Simulating Composite Fermion Excitons by Density Functional Theory and Monte Carlo on a Disk

TL;DR

This paper uses density functional theory and Monte Carlo simulations to study composite fermion excitons in fractional quantum Hall systems, revealing dispersion relations and chiral graviton excitations in disk geometry.

Contribution

It introduces a method combining DFT and Monte Carlo to analyze bulk excitations of composite fermions in FQH systems, including chiral graviton modes.

Findings

Comparison of magnetoroton dispersion with other numerical methods.

Identification of chiral graviton excitations in the spectral function.

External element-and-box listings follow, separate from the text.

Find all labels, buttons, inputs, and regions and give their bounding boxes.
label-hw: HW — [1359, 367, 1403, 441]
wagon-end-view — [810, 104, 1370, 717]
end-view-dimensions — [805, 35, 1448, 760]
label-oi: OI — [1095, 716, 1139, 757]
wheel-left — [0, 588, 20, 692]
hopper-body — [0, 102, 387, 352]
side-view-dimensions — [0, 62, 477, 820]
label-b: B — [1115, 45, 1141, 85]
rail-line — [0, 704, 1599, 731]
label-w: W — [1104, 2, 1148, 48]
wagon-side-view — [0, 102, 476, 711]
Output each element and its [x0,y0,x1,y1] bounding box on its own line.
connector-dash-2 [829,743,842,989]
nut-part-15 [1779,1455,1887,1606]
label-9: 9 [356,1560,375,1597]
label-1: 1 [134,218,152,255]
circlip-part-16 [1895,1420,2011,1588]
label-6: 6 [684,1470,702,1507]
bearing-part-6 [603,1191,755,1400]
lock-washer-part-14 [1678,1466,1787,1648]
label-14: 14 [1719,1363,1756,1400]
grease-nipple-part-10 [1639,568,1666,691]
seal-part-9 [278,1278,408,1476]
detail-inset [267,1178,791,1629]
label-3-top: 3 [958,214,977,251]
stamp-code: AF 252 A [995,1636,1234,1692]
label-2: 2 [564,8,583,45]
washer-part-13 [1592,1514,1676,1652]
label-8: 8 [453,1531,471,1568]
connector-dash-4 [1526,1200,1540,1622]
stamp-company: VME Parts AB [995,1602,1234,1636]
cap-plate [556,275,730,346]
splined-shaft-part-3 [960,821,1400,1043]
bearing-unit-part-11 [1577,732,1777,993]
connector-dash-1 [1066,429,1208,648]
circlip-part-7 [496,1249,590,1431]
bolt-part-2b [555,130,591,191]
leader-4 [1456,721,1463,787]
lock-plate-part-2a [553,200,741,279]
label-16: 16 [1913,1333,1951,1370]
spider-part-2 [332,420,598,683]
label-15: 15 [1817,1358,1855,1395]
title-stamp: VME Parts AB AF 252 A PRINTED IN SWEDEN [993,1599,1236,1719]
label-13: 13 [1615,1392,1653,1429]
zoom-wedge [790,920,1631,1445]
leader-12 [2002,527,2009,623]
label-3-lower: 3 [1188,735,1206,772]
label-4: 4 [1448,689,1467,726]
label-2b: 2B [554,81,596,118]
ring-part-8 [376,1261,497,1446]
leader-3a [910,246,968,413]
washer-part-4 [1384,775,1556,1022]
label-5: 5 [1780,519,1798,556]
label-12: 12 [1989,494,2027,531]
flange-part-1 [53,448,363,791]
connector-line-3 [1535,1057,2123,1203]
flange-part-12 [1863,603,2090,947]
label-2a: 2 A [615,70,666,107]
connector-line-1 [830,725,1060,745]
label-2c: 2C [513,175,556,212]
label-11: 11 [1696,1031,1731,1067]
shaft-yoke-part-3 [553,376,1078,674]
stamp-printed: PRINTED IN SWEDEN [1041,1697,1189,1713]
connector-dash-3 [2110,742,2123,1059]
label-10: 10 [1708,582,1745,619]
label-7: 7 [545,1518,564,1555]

Extension of the method to other FQH states.

Abstract

The Kohn-Sham density functional method for the fractional quantum Hall (FQH) effect has recently been developed by mapping the strongly interacting electrons into an auxiliary system of weakly interacting composite fermions (CFs) that experience a density-dependent effective magnetic field. This approach has been successfully applied to explore the edge rescontruction, fractional charge and fractional braiding statistics of quasiparticle excitations. In this work, we investigate composite fermion excitons in the bulk of the disk geometry. By varying the separation of the quasiparticle-quasihole pairs and calculating their energy, we compare the dispersion of the magnetoroton mode with results from other numerical methods, such as exact diagonalization (ED) and Monte Carlo (MC) simulation. Furthermore, through an evaluation of the spectral function, we identify chiral ``graviton'' excitations: a spin $-2$ mode for the particle-like Laughlin state and a spin $2$ mode for the hole-like Laughlin state. This method can be extended to construct neutral collective excitations for other fractional quantum Hall states in disk geometry.